Sunday, November 29, 2009

Of "Precious"

I saw the movie "Precious (which has a longer title, but it's generally known as this)" the other night. Powerful, but certainly not in an uplifting way.

There isn't a thing Precious Jones has going in her life that can be called hopeful. She's terribly overweight. She has an abusive mother who stays home, lives on welfare, and screams at her for little or no reason; Precious cooks for her and it had better be done right and on time.

She has an unwanted child by her mother's boyfriend and is pregnant with his second. She is HIV-positive. She is 16.

What's just as devastating: She can't read. There may just be a way out of this cauldron for her, but not if she can't put her mind to work.

Precious' struggles, and their eventual outcome, are not the stuff of easy viewing. It's Harlem in 1987, and sadly, it has the feel of a timelessness in that all someone's efforts have been futile. It could be the early 21st Century, for all we know. It could be elsewhere. It could be thousands.

And with the economy in its precarious state, how can we possibly look to raise this situation, and so many others like it, if we can't, or won't, put the funding into public education?

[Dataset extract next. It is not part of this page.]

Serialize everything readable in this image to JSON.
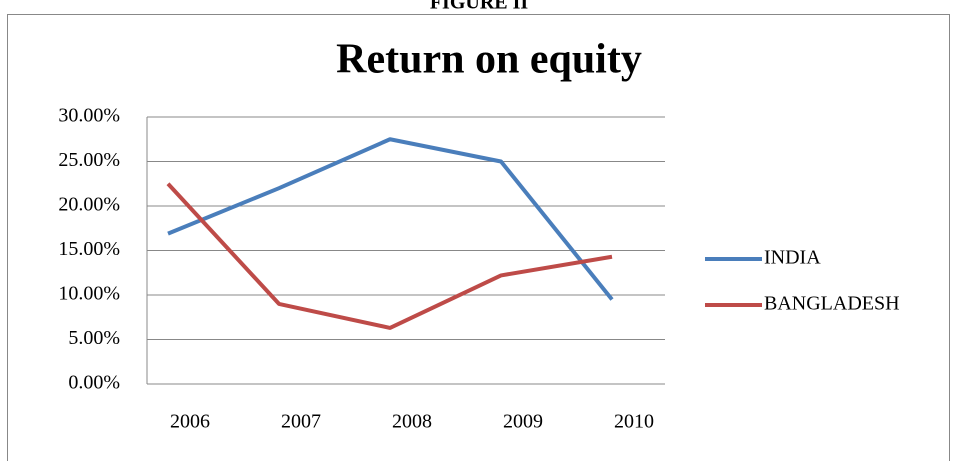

The mentality has gone in reverse: We need, not to prove why this is necessary, but to prove that the public at large has some responsibility for it. This is a perversion of the American Dream (actually, the human dream; go back to Jefferson in the Declaration of Independence to verify) that, disappointingly, has us cutting our own throats.

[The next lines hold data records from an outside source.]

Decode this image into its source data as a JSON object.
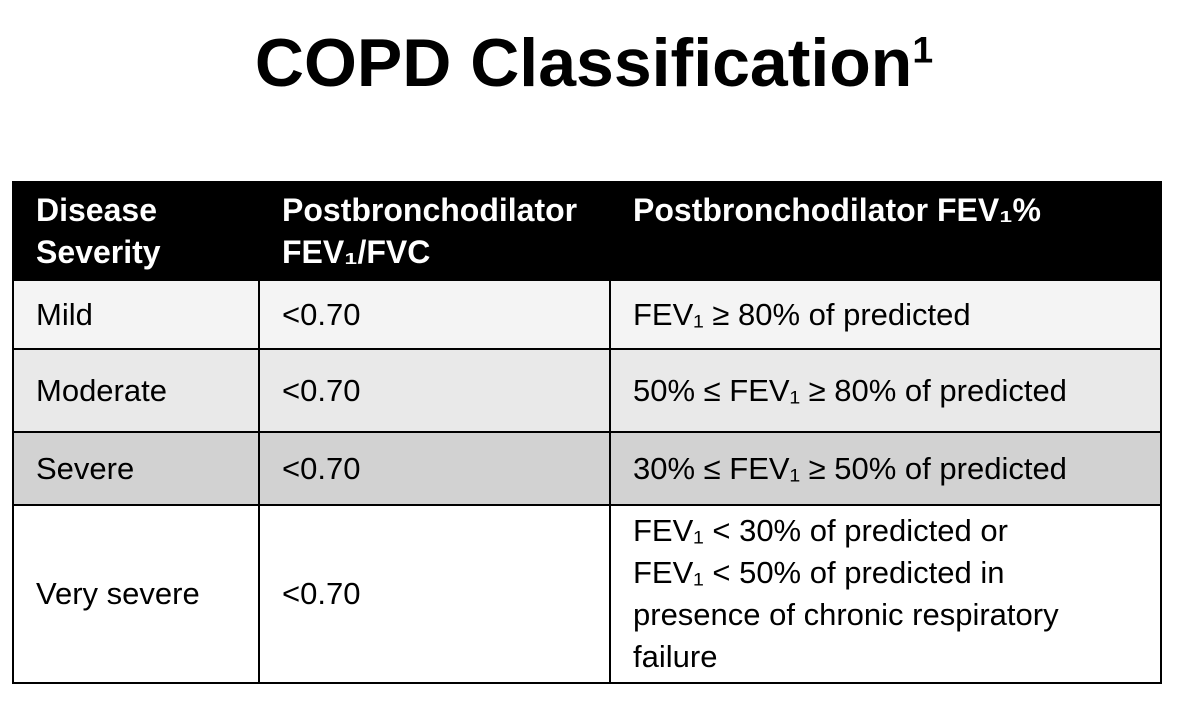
{
  "page": {
    "background": "#ffffff",
    "text_color": "#000000"
  },
  "title": {
    "text": "COPD Classification",
    "superscript": "1"
  },
  "table": {
    "border_color": "#000000",
    "header": {
      "bg": "#000000",
      "text_color": "#ffffff",
      "columns": [
        {
          "id": "disease-severity",
          "lines": [
            "Disease",
            "Severity"
          ]
        },
        {
          "id": "postbronchodilator-fev1-fvc",
          "lines": [
            "Postbronchodilator",
            "FEV₁/FVC"
          ]
        },
        {
          "id": "postbronchodilator-fev1-percent",
          "lines": [
            "Postbronchodilator FEV₁%"
          ]
        }
      ]
    },
    "rows": [
      {
        "severity": "Mild",
        "fev1_fvc": "<0.70",
        "fev1_percent_lines": [
          "FEV₁ ≥ 80% of predicted"
        ],
        "bg": "#f4f4f4"
      },
      {
        "severity": "Moderate",
        "fev1_fvc": "<0.70",
        "fev1_percent_lines": [
          "50% ≤ FEV₁ ≥ 80% of predicted"
        ],
        "bg": "#e9e9e9"
      },
      {
        "severity": "Severe",
        "fev1_fvc": "<0.70",
        "fev1_percent_lines": [
          "30% ≤ FEV₁ ≥ 50% of predicted"
        ],
        "bg": "#d2d2d2"
      },
      {
        "severity": "Very severe",
        "fev1_fvc": "<0.70",
        "fev1_percent_lines": [
          "FEV₁ < 30% of predicted or",
          "FEV₁ < 50% of predicted in",
          "presence of chronic respiratory",
          "failure"
        ],
        "bg": "#ffffff"
      }
    ]
  }
}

Who shows Precious the way through, that she has something going for her? A teacher. It is in her school that Precious makes a few friends, develops a support system, and knows that someone cares.

That will never surprise me. But, having been thrown out of the basic school system, she lands in a special school in which attention can be paid to her and others with challenging backgrounds.

In another twenty years, as we continue, will that funding be there for such situations? Or will someone, some Milton Friedman, simply conclude that the free market will find its own way to provide?

We do not know how it will end for Precious, or did. Look around you, New York; Los Angeles; Milwaukee; Chicago (where more than two dozen school-related murders have already happened this school year); Miami; Philadelphia; and the like. They are there.

What a waste of talent. What a waste of humanity. What a bottom-dragging anchor for our way of life.

And for every Precious who finds a way through--precarious as it still is at the conclusion of the film--how many are there who can't and will never have the one, last opportunity she had?